There are many reasons baseball hasn't had a team go back-to-back in nearly two decades, not the least of which is the physical and mental fatigue that strikes every World Series champion.

It has made for a long 2017 campaign for the North Siders.

"You're always trying to define things," Maddon said. "It's easy to say something like World Series hangover. I finally thought about what that meant.

"It's that the adrenaline present to you in April and May is not the same adrenaline that's present to you in the latter part of the year, especially when you've come off something spectacular like our guys did the last two years.

"Prior to the all-star break, I could sense it. You can smell it. You can feel it. It's true. OK, so what's that mean? It means that our guys are somewhat fatigued from the end of last season.

                                                                                                                                                                                                                       
 

"When you watch them, it's not familiar because they're not playing with that same mental energy that you're used to seeing. That's my definition."

Maddon sounded a little surprised, which is understandable after seeing nothing but energy from a young team the last two years.

It was also to be expected. History provides us with the evidence.

"When you come off something that wonderful, the adrenaline that you need to really be in the moment isn't as plentiful," Maddon said. "You have to create it somehow.

"You've got to stay in the running. You've got to stay in the race. So here's the all-star break. We're still behind Milwaukee significantly. And then post break, we catch some rest, and we play like we can.

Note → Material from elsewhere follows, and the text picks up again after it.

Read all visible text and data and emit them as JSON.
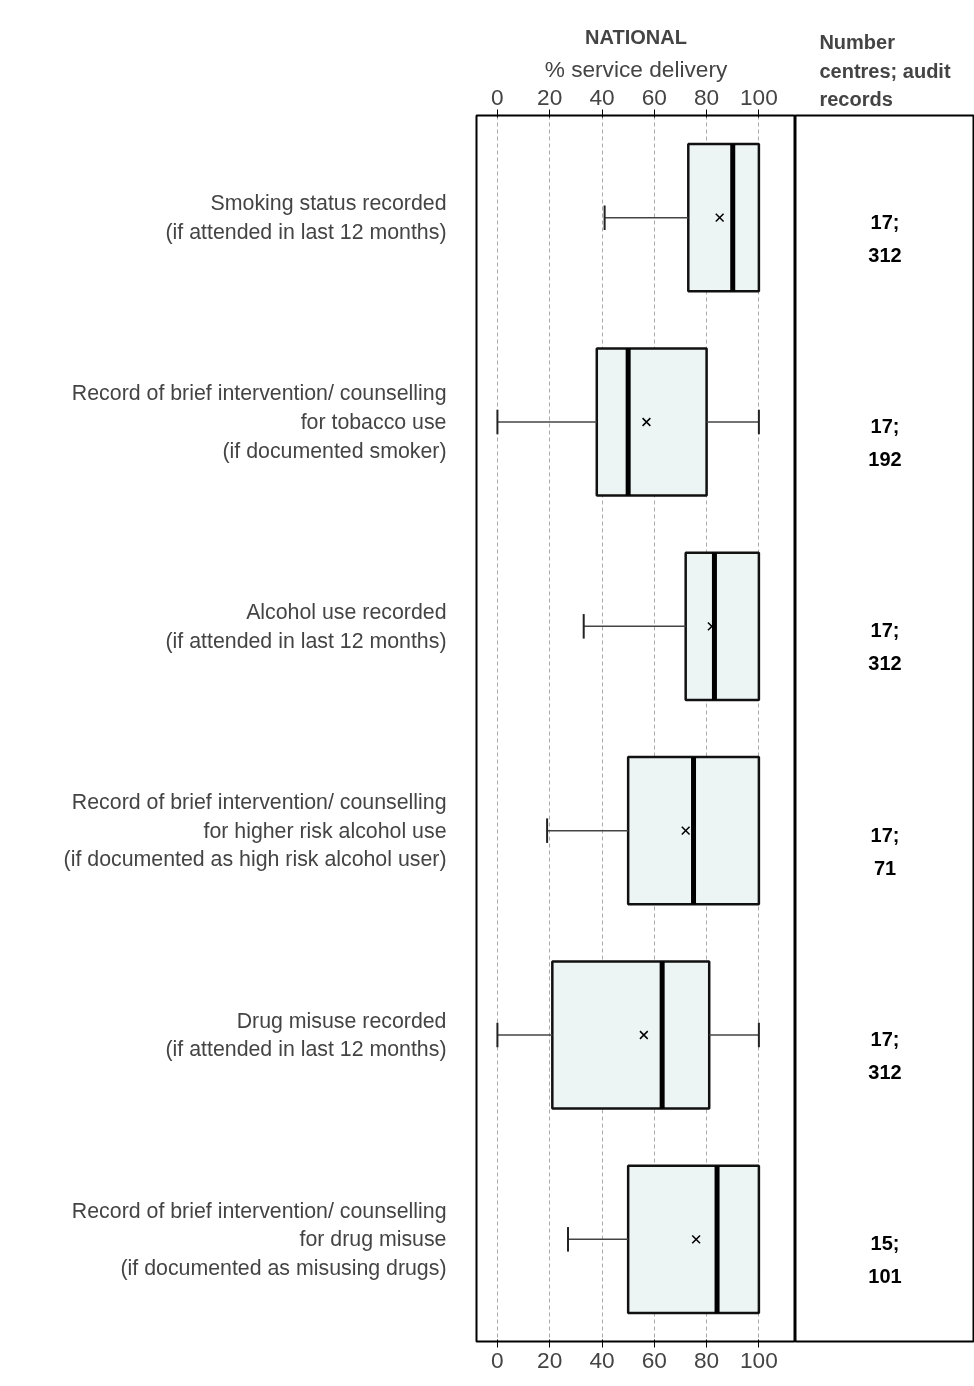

"We start smelling it. You go to Milwaukee in September, and this really became familiar again. How we go about our business, the adrenaline rush, the mental energy, the focus, all that stuff came back to us.

"Whether you agree with that or not, it doesn't matter. Maybe my calculations are off, but this is what I think."

While Maddon may not be the best in-game strategist in baseball history, his strength is in managing a season, and he gave the players all the time they needed to find their rhythm, never needing to step on anyone to make it happen.

"So finally we got back to that point where these good baseball players, these young, good baseball players, are starting to really smell it, feel it, see it again," Maddon said. "All of a sudden you (look) more familiar."

In Game 4, it all looked very familiar.